TAMPA — Port Tampa Bay last week welcomed its 1-millionth cruise ship passenger for the first time ever in a single year.
The port hit the milestone on Sept. 17, when the count hit 1,000,524 for this fiscal year, which ends on Sept. 30. It rose further over the weekend when three more ships called at the port. The port on Monday projected a year-end total of more than 1.04 million passengers, which would be a 9 percent increase over last year.
"A fantastic moment for Port Tampa Bay and our cruise line partners," port CEO Paul Anderson said in announcing the news. Carnival Cruise Line, Royal Caribbean Cruise Line, Holland America Line and Norwegian Cruise Line sail out of Tampa, offering 4-, 5-, 7- and 14-day cruises to Mexico, Cuba and the western and southern Caribbean.
Still, while a million passengers is cause for celebration locally, Tampa is still not the busiest port for cruises in Florida. In 2016, Miami saw about 4.9 million passengers, Port Canaveral about 4.2 million and Port Everglades about 3.8 million.
Tampa’s port is limited in the range of cruise ships that can call here because the biggest ones — the so-called megaships that can carry 5,000 or 6,000 passengers — won’t fit under the Sunshine Skyway bridge. But it has grown its cruise ship business nearly 20 percent since 2016 by bringing in refurbished smaller ships in the 2,000- to 3,000-passenger range, as well as by taking advantage of the state’s growing population and serving easy-to-reach destinations.
Over the past year:
• The port set a single-weekend record over the March 31-to-April 1 Easter weekend, when 29,167 passengers sailed from or came ashore at the port.
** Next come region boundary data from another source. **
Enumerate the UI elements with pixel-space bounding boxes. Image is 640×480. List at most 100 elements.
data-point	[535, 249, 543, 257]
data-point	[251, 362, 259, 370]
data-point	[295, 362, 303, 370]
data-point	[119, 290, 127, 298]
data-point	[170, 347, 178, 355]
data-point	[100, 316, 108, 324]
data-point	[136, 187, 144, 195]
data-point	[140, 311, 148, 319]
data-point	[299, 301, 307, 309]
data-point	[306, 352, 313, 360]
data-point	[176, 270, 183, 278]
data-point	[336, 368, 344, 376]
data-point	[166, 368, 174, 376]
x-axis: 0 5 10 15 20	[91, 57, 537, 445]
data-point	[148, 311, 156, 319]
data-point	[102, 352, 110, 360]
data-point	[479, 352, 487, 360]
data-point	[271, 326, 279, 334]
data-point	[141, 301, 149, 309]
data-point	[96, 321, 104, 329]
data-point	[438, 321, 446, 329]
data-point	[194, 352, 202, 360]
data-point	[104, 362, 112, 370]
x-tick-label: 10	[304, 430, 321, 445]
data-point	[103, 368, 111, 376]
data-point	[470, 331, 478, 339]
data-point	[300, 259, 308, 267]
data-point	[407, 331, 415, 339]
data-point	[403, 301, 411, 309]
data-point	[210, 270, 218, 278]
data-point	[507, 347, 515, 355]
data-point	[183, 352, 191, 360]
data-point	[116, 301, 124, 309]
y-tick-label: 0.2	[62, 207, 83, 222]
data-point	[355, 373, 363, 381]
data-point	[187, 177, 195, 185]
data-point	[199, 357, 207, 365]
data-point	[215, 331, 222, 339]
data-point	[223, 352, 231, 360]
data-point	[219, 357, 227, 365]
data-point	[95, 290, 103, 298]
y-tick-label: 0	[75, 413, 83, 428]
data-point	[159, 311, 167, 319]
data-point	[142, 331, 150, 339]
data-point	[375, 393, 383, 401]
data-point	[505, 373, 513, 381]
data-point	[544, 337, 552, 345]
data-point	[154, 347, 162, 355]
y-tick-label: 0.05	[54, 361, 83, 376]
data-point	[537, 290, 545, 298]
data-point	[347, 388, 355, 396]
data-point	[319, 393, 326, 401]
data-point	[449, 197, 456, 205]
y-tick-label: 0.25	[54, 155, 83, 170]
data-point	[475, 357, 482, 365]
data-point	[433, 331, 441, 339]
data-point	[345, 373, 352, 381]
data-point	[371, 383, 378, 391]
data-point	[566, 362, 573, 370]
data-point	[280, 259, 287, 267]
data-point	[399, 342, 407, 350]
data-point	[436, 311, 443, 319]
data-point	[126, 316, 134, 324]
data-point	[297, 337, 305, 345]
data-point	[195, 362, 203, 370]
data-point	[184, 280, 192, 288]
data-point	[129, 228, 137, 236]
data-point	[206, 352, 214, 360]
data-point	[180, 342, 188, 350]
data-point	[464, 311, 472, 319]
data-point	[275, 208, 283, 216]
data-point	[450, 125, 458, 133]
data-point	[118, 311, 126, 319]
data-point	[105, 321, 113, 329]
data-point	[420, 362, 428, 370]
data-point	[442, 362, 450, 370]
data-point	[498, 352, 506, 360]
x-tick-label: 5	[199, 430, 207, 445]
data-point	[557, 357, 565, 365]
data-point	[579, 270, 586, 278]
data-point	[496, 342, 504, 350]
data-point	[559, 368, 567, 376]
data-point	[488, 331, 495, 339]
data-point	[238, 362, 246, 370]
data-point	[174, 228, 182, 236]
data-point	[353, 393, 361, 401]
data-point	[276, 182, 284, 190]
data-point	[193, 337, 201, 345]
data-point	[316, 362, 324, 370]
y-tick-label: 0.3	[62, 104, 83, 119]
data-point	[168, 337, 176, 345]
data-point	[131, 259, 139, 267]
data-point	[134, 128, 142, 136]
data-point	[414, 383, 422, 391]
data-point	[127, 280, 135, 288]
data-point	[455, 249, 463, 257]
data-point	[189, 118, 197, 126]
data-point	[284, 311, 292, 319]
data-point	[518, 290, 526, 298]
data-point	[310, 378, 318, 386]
• Carnival added 20 cruises to Cuba, finished the makeover of the Carnival Paradise and doubled the line’s capacity locally by adding the Carnival Miracle’s only year-long program with seven-day cruises from Port Tampa Bay.
• Royal Caribbean put a larger ship in rotation, the 880-foot-long Majesty of the Seas, to accommodate customer demand for Tampa-to-Cuba cruises.
Tampa port administrators expect cruise numbers continue to grow as the development of the $3 billion Water Street Tampa project — including the transformation of the chronically under-performing and port-owned Channelside Bay Plaza into Sparkman Wharf — gives cruise ship passengers more options for dining out, shopping and touring.
The New Jersey-based market analysis firm Business Research & Economic Advisors estimated that a 3,000-passenger ship generates an average of $403,000 in passenger and crew onshore spending per call in a home port city.